We talked of a thousand things; or, to be precise, he talked, and I listened. What had I to say that could interest him? But he was full of the wonders of travel, the strangeness of the new world and the new people. Niagara had shaken him to the soul, he told me; on the wings of its thunder he had soared to the empyrean. How his fanciful turns of expression come back to me as I write of him! He was proud of his English, which was in general surprisingly good.
New York he did not like, a savage in a Paris gown, with painted face; but on Boston he looked with the eyes of a lover. What dignity! what Puritan, what maiden grace of withdrawal! An American city, where one feels oneself not a figure of chess, but a human being; where no street resembles the one before it, and one can wander and be lost in delicious windings! Ah! in Boston he could live, the life of a poet, of a scholar.
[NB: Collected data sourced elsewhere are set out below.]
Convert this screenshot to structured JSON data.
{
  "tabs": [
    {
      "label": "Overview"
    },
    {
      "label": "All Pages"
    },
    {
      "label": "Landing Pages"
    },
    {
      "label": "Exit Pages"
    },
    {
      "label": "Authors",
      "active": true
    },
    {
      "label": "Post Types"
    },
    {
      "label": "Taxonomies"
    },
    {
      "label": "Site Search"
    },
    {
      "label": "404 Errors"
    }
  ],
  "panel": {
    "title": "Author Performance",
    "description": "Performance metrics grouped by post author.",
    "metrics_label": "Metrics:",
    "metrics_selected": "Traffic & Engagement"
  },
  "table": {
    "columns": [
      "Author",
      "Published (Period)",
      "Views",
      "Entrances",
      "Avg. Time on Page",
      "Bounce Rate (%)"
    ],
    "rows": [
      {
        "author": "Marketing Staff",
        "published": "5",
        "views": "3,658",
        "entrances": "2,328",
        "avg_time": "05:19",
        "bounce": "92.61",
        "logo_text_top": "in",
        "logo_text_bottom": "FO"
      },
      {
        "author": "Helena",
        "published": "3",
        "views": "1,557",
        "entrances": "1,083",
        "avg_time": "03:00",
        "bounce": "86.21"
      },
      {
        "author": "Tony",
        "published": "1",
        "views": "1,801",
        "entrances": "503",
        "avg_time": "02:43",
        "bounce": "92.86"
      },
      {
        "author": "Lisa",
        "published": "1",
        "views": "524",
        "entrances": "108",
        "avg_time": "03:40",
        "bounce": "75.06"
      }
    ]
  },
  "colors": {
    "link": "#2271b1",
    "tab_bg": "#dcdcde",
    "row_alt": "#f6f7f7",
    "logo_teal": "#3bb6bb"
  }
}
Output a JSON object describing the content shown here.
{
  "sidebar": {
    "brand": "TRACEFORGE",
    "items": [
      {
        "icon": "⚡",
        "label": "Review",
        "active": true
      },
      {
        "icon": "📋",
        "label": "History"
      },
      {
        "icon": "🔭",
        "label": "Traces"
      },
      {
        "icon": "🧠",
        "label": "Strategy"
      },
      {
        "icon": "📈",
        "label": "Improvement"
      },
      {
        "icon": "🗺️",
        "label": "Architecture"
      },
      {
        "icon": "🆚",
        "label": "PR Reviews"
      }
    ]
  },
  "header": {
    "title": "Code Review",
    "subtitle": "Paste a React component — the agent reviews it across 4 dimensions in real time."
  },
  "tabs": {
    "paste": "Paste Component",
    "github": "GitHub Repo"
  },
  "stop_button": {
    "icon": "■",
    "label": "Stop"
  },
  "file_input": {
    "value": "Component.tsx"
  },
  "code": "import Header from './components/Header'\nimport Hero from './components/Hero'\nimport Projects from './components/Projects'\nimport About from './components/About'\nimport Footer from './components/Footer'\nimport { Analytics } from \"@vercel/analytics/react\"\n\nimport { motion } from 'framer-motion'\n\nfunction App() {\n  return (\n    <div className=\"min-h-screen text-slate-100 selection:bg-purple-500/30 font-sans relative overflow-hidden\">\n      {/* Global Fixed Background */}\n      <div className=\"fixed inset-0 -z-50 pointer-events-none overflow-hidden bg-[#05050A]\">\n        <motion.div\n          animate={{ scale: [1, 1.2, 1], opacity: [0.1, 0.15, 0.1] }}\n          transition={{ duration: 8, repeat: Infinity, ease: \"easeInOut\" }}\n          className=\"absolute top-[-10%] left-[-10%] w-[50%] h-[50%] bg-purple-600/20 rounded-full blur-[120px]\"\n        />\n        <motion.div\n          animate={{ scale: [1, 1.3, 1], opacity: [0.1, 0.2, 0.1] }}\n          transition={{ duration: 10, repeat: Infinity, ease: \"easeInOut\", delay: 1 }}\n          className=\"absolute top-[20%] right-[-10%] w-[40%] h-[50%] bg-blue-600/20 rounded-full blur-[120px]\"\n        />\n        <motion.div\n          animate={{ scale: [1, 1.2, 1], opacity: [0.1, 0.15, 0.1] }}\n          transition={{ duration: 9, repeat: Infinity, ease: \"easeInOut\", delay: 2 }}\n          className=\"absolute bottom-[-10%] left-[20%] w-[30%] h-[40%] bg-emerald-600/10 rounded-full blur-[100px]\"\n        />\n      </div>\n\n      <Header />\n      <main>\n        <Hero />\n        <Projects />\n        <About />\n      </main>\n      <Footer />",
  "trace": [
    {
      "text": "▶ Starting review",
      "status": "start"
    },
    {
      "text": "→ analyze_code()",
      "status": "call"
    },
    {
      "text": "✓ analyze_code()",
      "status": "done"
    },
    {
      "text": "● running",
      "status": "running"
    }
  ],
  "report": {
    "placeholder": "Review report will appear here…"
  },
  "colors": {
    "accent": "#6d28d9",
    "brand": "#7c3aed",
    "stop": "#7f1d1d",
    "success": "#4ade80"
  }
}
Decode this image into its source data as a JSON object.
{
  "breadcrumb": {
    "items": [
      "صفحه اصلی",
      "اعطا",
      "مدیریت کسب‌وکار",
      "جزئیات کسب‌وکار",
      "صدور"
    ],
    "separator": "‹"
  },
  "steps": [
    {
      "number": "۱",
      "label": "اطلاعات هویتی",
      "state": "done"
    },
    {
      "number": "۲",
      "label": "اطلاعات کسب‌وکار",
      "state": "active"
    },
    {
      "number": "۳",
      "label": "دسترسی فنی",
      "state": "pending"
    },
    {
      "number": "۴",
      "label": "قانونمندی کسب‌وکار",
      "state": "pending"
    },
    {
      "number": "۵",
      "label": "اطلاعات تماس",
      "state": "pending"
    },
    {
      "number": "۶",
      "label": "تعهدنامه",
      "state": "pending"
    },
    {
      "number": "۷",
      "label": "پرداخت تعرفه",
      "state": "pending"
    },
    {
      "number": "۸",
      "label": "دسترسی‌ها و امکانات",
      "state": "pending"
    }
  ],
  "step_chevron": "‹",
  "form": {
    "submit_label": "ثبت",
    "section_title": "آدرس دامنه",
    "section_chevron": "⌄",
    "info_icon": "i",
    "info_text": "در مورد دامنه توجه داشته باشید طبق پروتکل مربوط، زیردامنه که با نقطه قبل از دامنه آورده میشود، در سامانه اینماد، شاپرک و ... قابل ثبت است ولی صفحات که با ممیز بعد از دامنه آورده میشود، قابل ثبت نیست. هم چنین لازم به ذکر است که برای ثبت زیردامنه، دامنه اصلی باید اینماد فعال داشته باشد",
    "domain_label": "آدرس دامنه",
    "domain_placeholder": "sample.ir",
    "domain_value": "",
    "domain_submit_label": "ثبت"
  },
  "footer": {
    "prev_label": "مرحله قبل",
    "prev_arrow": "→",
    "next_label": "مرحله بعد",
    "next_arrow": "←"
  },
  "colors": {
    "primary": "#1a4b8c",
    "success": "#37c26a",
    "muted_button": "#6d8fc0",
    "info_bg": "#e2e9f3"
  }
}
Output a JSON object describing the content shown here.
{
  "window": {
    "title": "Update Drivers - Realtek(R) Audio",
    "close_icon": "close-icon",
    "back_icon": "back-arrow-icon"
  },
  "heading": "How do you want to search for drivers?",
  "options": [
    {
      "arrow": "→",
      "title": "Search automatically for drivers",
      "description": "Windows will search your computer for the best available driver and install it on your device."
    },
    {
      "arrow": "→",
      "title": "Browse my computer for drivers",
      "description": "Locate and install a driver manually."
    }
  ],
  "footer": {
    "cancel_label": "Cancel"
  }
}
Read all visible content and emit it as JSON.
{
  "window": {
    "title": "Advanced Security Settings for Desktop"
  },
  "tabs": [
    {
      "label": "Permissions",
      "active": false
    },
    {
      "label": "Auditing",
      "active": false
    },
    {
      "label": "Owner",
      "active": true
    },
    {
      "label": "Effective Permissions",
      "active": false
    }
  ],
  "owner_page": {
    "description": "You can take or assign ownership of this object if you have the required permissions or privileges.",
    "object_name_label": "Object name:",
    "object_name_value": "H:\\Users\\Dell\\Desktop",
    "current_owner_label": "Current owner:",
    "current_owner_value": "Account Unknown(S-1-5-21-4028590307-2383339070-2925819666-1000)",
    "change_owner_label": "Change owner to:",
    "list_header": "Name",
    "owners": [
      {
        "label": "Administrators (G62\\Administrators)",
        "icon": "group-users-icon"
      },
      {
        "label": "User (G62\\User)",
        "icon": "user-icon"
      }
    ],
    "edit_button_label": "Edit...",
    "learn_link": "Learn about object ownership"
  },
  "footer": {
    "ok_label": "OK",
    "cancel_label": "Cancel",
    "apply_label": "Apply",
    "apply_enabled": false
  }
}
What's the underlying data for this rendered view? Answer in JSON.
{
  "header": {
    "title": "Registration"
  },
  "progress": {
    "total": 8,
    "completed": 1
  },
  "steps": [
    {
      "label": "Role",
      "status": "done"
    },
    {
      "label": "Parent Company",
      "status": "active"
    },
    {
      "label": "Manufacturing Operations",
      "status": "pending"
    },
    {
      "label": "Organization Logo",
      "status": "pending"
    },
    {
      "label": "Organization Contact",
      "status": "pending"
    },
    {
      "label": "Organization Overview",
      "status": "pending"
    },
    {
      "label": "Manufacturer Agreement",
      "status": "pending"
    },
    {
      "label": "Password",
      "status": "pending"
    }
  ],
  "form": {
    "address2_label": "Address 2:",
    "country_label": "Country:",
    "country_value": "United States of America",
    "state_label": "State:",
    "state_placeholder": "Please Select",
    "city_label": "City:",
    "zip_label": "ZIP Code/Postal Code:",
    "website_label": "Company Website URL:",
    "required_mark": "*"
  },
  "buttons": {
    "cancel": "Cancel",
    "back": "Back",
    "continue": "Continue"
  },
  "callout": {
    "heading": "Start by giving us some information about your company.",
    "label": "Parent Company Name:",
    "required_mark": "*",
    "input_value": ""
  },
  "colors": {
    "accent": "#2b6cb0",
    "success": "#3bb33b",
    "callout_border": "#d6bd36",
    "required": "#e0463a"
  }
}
"And then, what, my friend? I come, I leave those joys, I come away here, to to the locality of jump-off, as you say, and what do I find? First, a pearl, a saint; for nobleness, a prince, for holiness, an anchorite of Arabia, Le Père L'Homme-Dieu! Next, the ancient friend of my house, who becomes on the instant mine also, the brother for whom I have yearned. With these, the graves of my venerable ancestors, heroes of constancy, who lived for war and died for faith; graves where I go even now, where I kneel to pay my duty of respect, to drop the filial tear!"